Тот же индеец начал низким раскатистым голосом говорить что-то остальным. И хотя она не она не понимала ни слова, эта речь, казалось, согревала ей душу. Когда он замолчал и передал извергающую белый дым, трубку сидящему слева, тот, сделав вдох, тоже высказался.
Очередь дошла до неё. Она сделала вдох, который сковал легкие. Не поддавшись желанию откашляться, Белая начала рассказывать о том, что чувствовала, когда лежала у обоза в ножом в груди, когда умирала от голода в типи Белой Совы, когда смотрела на след от его разоренного жилища, когда помогала по хозяйству Легкому Перу, когда разговаривала с Уткой, когда подносила револьвер к голове. В этот рассказ она вложила всю эмоциональную палитру. Ей казалось, что вокруг никого уже нет, только прозрачный белый дым. Всё ушло: не было ни индейцев, ни костра, ни горящих черный глаз Хении, ни того муслинового голубого платья, ни любимой шляпки с гроздью сирени. Она вдруг очутилась у большой раскидистой яблони, росшей на южной окраине сада. Она была свободна, счастлива, беззаботна. Громкий смех отдавался эхом над деревьями, густо облапленными белыми цветами.

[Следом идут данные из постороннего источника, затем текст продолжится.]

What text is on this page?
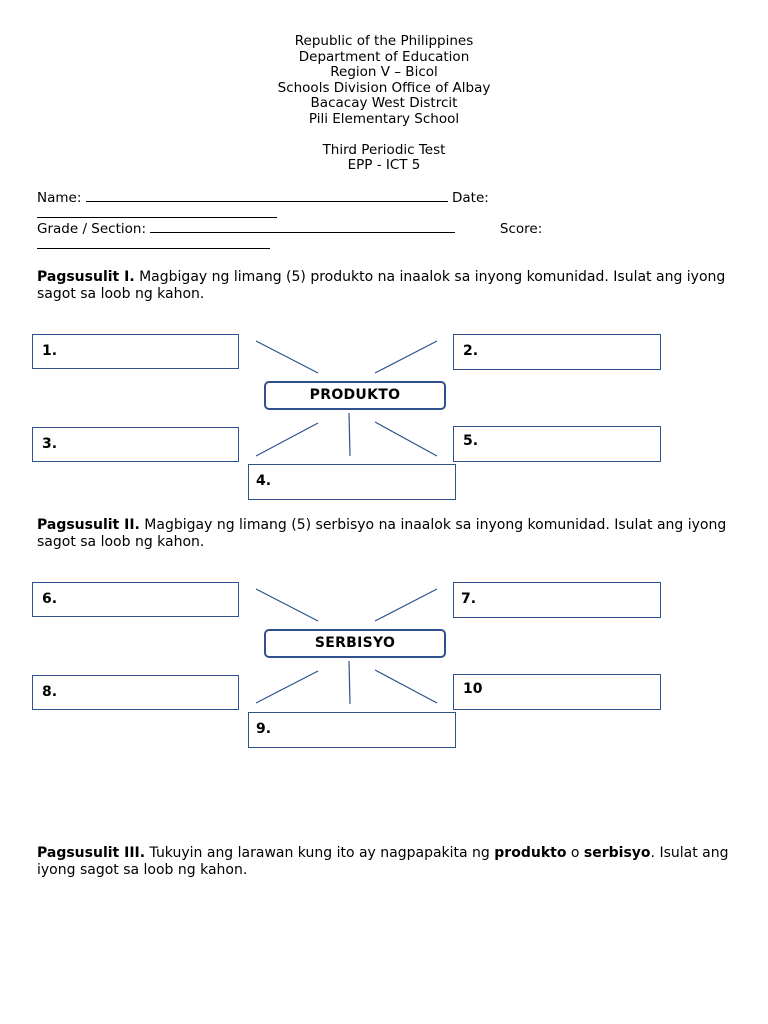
Republic of the Philippines
Department of Education
Region V – Bicol
Schools Division Office of Albay
Bacacay West Distrcit
Pili Elementary School
Third Periodic Test
EPP - ICT 5
Name:	Date:
Grade / Section:	Score:
Pagsusulit I. Magbigay ng limang (5) produkto na inaalok sa inyong komunidad. Isulat ang iyong sagot sa loob ng kahon.
1.	2.
PRODUKTO
3.	5.
4.
Pagsusulit II. Magbigay ng limang (5) serbisyo na inaalok sa inyong komunidad. Isulat ang iyong sagot sa loob ng kahon.
6.	7.
SERBISYO
8.	10
9.
Pagsusulit III. Tukuyin ang larawan kung ito ay nagpapakita ng produkto o serbisyo. Isulat ang iyong sagot sa loob ng kahon.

Очнувшись ото сна, Белая увидела, что лежит в типи Легкого Пера. Спиной к ней сидел Хения. Она невольно засмотрелась на черный перелив его волос. Ей не хотелось обнаруживать своё пробуждение. Но он резко повернулся, окинул девушку пристальным взглядом и вышел из вигвама. Через несколько минут вошёл Роб.
-Как ты, малышка? Напугала же ты нас.
-Что они сказали? Меня отпустят?
-Понимаешь, даже я не предполагал, что так обернется. Духи сказали, что вы с Хенией должны отправиться в Землю предков.
-То есть - нет, - она отвернулась к стене.
-Скорее решение не принято. И вот, что я тебе посоветую: путь опасен, будь осторожна и держись рядом с Хенией. Главное - выживи. Ладно?...Я пойду.
Ничего не ответив, Белая отвернулась к стене. Мысли мелькали в её голове лихорадочной чередой. Путешествие давало ей возможность стать свободной, если не попытавшись сбежать, то умерев от рук Хении. И этот шанс нельзя было упускать.